Google’s wireless service could charge you for only the exact amount of data you use

google-project-fi

While it’s been confirmed that Google is looking into offering wireless service through some new network aggregation technologies in conjunction with Sprint and T-Mobile, we haven’t gotten many details on what, exactly, they were looking to do differently. A new leak may have shone a whole beacon of light on some of the details, though.

According to details uncovered by Android Police thanks to a leaked app that will be used to support the service, Google’s wireless network — referred to as Nova in many previous rumors, but also now known as Project Fi — could charge you only for the exact amount of data you use. That is to say, there won’t be any unlimited data (as much as we would all hope from an internet-strong company like Google), but instead a “pay-as-you-go” approach.

The thinking is that there will be a set per-gigabyte price and you buy however much you need by the gigabyte, but if you don’t use up your full gigabyte Google will credit you for the remainder. We’d hope such a plan would come with some very low rates instead of the outrageous per-gigabyte prices set forth by the country’s four major carriers. As for talk and text, you’ll have a flat rate and allowance for those much like any carrier offers these days.

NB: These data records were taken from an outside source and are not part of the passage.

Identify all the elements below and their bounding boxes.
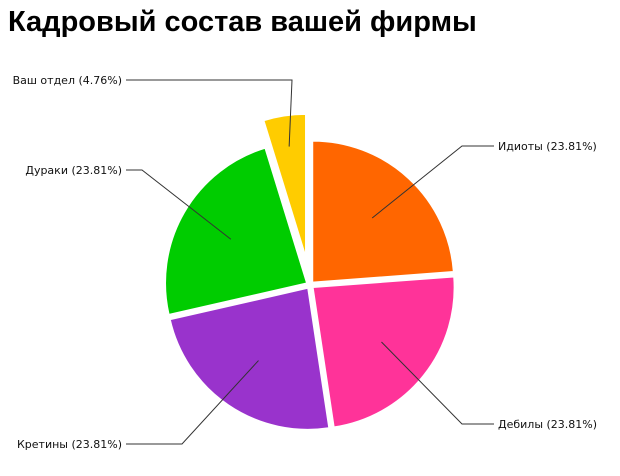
slice-label: Ваш отдел (4.76%) — [13, 74, 122, 87]
pie-slice — [312, 140, 454, 283]
slice-label: Идиоты (23.81%) — [498, 140, 597, 153]
slice-label: Дураки (23.81%) — [25, 164, 122, 177]
pie-slice — [312, 276, 455, 428]
pie-slice — [263, 113, 307, 256]
chart-title: Кадровый состав вашей фирмы — [8, 6, 477, 38]
leader-line — [126, 360, 259, 445]
leader-line — [126, 169, 232, 240]
leader-line — [381, 341, 494, 425]
leader-line — [371, 145, 494, 219]
pie-slice — [165, 147, 308, 315]
leader-line — [126, 79, 293, 147]
pie-slice — [169, 287, 330, 430]
slice-label: Кретины (23.81%) — [17, 438, 122, 451]
slice-label: Дебилы (23.81%) — [498, 418, 597, 431]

Other interesting aspects of the service include a way to seamlessly switch your service to a different phone using an app, the ability to share buckets of data across however many lines you want, data-only plans for tablets, and even a way to opt out of sharing your cellular usage data with Google (yes, folks, your current carrier keeps an alarming amount of information about the calls you make).

Google would be a very new player in this arena, though if their approach to entering the broadband internet game is anything to judge by they could help shake up the wireless industry in a big way.

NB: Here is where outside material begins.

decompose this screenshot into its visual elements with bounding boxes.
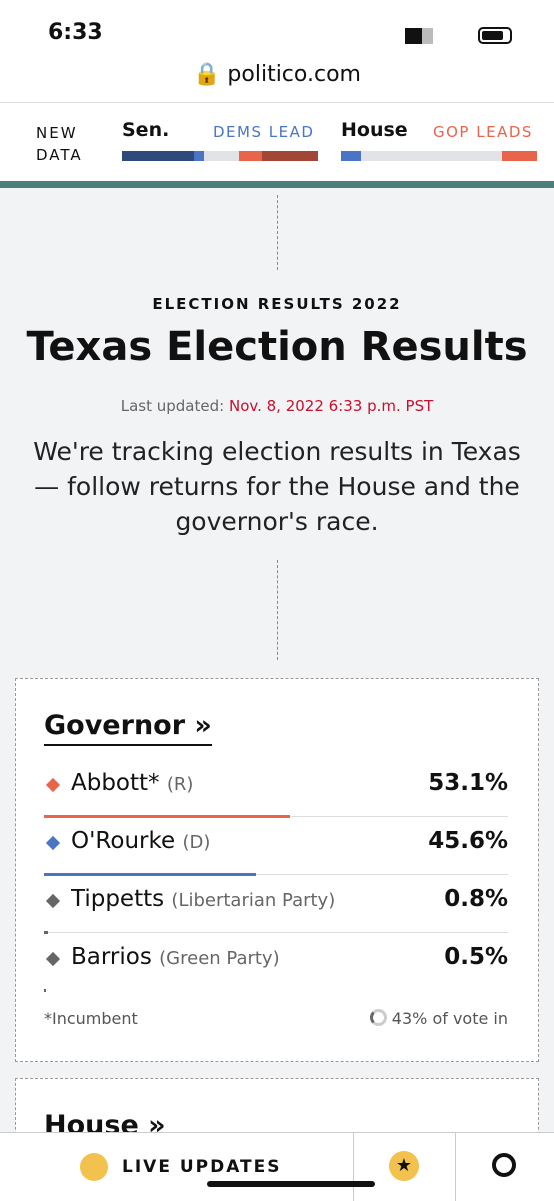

Take Google Fiber, for instance — it might not be as widespread as we would like just yet, but Google’s ability to offer gigabit speeds for the cost of typical internet service in the United States has already sparked major competition. Cable companies left and right rush to upgrade speeds and lower prices whenever Google’s pipes roll into town, and it helps bring a breath of fresh air into the industry that only genuine competition is able to provide.

We all know the wireless industry desperately needs much of the same (kudos to T-Mobile for getting the ball rolling) and Google’s arrival could be the turning point we’ve all been waiting for.